E. Procedural requirements

  1. Board Meetings
    1. A majority of the members of the Board of Directors, including at least one executive officer and one director shall constitute a quorum for the transaction of business at any meeting of the Board of Directors
    2. A majority vote of the members present is necessary to pass ordinary measures. All measure shall be deemed ordinary except those proposing a constiutional amendment.
    3. Meetings will be held at least bi-monthly and more frequently if called by the president.
  2. General Membership Meetings
    1. 30% of the voting membership and at least two (2) executive officers and two (2) directorys shall constitute a quorum for the transaction of business at any meeting of the general membership.
    2. A majority vote of the members present is necessary to pass ordinary measures.
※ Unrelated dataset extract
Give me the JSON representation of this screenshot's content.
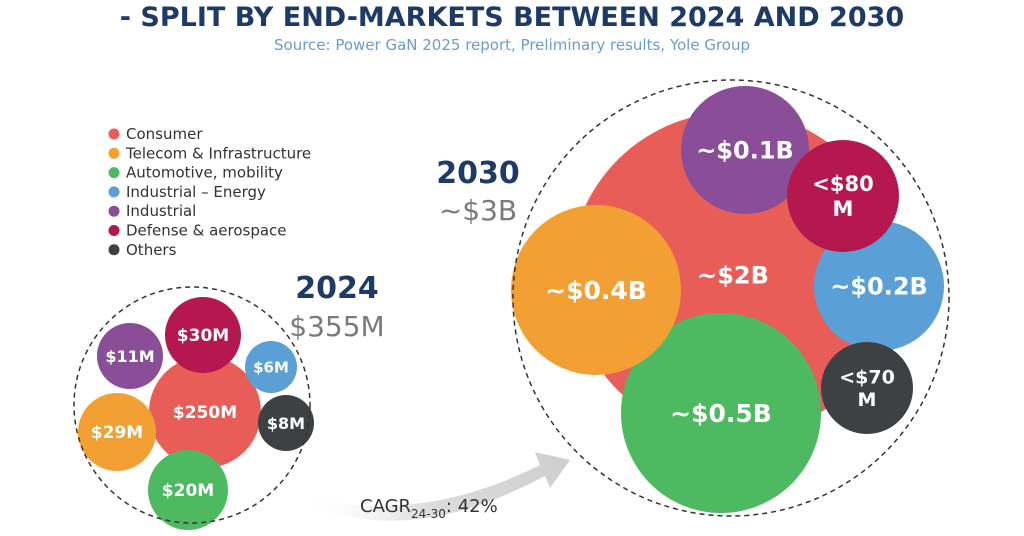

All measure shall be deemed ordinary except those proposing a constiutional amendment.
    3. Bylaws amendment
      1. A bylaw amendment may be accomplished by a two-thirds vote of the members present at the meeting.
      2. Only those who have been members of thie organization for 30 days prior to the proposal of such an amendment may vote upon such.
      3. All members must be notified at least 7 days prior to voting that bylaw amendments wil be discussed and voted on.
    4. Meetings will be held annually.

V. FINANCES

  1. This is a non-profit organization. Dues, entry fees, and other monies received by the organization will be spent entirely for carrying out the stated purpose to the organization.
  2. No part of the net earnings of the club shall inure to the benefit of its individuals.
  3. This organization shall be empowered to participate in fund-raising activities.
  4. This organization may use a portion of its funds or member contributions for the support of charitable organizations.

VI. DISSOLUTION

In the event of dissolution of this association, the funds in the treasury, after all creditors have been paid, shall be divided evenly among all members of record at the time of dissolution, or shall be donated to another 501(c)(3) non-profit organization, at the discretion of the officers.